Location: Washington, DC


Mr. KIND. Mr. Speaker, I rise today in support of the conference report for H.R. 10, legislation to reform our country's intelligence agencies. I support this report so, as a country, we can move forward quickly to give the President a completed bill to sign. The security of the people of western Wisconsin is of an utmost priority, and I am supporting this measure to make changes necessary to protect our homeland.

On September 11, 2001, our Nation was brutally attacked, and several thousand of our citizens were killed. Our country was shocked and dismayed, but we were far from defeated. The resolve of our Nation is strong, and we stood up to the challenge and struck back.

After the attacks on that fateful day in September, many questions about our homeland security were raised. I supported and worked for a comprehensive Homeland Security bill that created the Homeland Security Department and cabinet level secretary. The creation of the Homeland Security Department was an important first step for our country to ensure the security of its citizens. But there remained many unanswered questions about our Nation's intelligence failures before September 11, which is why I supported the creation of the independent bipartisan 9/11 Commission.

On July 22, 2004, the 9/11 Commission provided a full and complete report to Congress and the American public. I praise the Commission for its excellent work, leadership, patriotism, and service to our country. We owe it to the families of the victims of 9/11 and to the citizens of our country to use this report to make certain this type of attack never happens again; I fully support the unanimous and bipartisan recommendations of the 9/11 Commission.

While I had several concerns with many of the provisions included H.R. 10, I decided to support passage of this legislation back in October.

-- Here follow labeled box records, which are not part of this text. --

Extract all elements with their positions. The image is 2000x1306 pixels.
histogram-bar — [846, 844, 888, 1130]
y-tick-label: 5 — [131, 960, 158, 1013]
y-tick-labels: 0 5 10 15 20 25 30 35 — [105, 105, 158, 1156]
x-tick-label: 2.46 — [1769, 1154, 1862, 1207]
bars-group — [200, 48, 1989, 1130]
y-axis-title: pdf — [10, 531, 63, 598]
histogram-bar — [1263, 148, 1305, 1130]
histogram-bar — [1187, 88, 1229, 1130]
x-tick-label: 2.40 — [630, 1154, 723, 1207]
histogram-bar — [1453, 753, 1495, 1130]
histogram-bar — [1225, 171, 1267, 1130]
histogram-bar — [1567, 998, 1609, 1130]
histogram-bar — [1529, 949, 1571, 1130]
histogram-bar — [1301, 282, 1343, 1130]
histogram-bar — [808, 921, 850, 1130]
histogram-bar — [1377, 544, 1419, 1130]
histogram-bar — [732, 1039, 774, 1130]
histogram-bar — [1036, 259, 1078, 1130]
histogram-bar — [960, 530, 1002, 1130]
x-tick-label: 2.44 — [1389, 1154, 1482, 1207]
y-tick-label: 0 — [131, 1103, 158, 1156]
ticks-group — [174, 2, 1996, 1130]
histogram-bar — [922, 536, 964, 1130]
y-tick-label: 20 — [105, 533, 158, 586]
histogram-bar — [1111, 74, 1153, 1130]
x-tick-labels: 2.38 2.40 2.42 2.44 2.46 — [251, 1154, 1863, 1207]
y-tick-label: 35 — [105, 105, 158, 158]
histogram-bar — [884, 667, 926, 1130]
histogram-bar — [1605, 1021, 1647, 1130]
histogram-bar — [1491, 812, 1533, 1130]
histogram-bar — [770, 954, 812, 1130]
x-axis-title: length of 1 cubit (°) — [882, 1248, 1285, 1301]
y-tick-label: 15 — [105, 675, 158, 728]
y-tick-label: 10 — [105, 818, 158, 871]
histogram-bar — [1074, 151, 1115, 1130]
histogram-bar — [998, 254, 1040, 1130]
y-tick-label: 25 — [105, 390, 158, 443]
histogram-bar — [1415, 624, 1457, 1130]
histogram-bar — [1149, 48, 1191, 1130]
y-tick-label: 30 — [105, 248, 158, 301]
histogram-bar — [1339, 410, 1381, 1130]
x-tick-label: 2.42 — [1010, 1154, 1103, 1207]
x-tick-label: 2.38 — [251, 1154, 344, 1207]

I supported H.R. 10 because when the safety of our country is at hand we need to be able to cross the aisle and work with our colleagues to protect our country. After passage, however, I was glad to see the conference committee move to more closely align the conference report with the 9/11 Commission's 41 recommendations and the Senate passed bill. Over the past several weeks, we have had several opportunities to pass this very important legislation, but the House leadership has been working towards passing the bill with the support of the majority.

I support this conference report for several reasons. First and foremost, the families of the 9/11 victims and the 9/11 Commission supports this conference report and have worked hard to ensure the legislation improves the safety for our country. In addition, the conference report contains not only major reforms of the intelligence community, but significant measures to improve aviation and border security and emergency preparedness and response. This bill implements a substantial portion of the 9/11 Commission's recommendations; I am happy that the conference report includes a strong National Intelligence Director as well as the essential authorities necessary for the National Intelligence Director's success. It also creates a strong National Counterterrorism Center and an independent Privacy and Civil Liberties Board.

The 9/11 report also addresses foreign policy and public diplomacy, something we cannot deal with in this legislation before us today. One of the most important chapters in the 9/11 Report was chapter 12, which offered a global strategy to work with the Arab and Muslim worlds. If we follow the recommendations in this chapter, and focus our energies on improving our economic and political ties to this part of the world, it will not only improve the image of the United States of America, but it will help reduce future terrorist attacks on our country.

Once again, I would like to thank the members of 9/11 Commission for their patriotism and hard work to help safeguard our country. I would also like to recognize the tireless work that the families of the victims of 9/11 have put into creating the Commission on the attacks, and, secondly, that legislation was brought to the floor for deliberation. Finally, I would like to thank the conferees for all their hard work on this essential legislation. I encourage my colleagues join me in supporting this long-overdue, critical legislation. This legislation is a crucial step toward making our country safer from terrorism.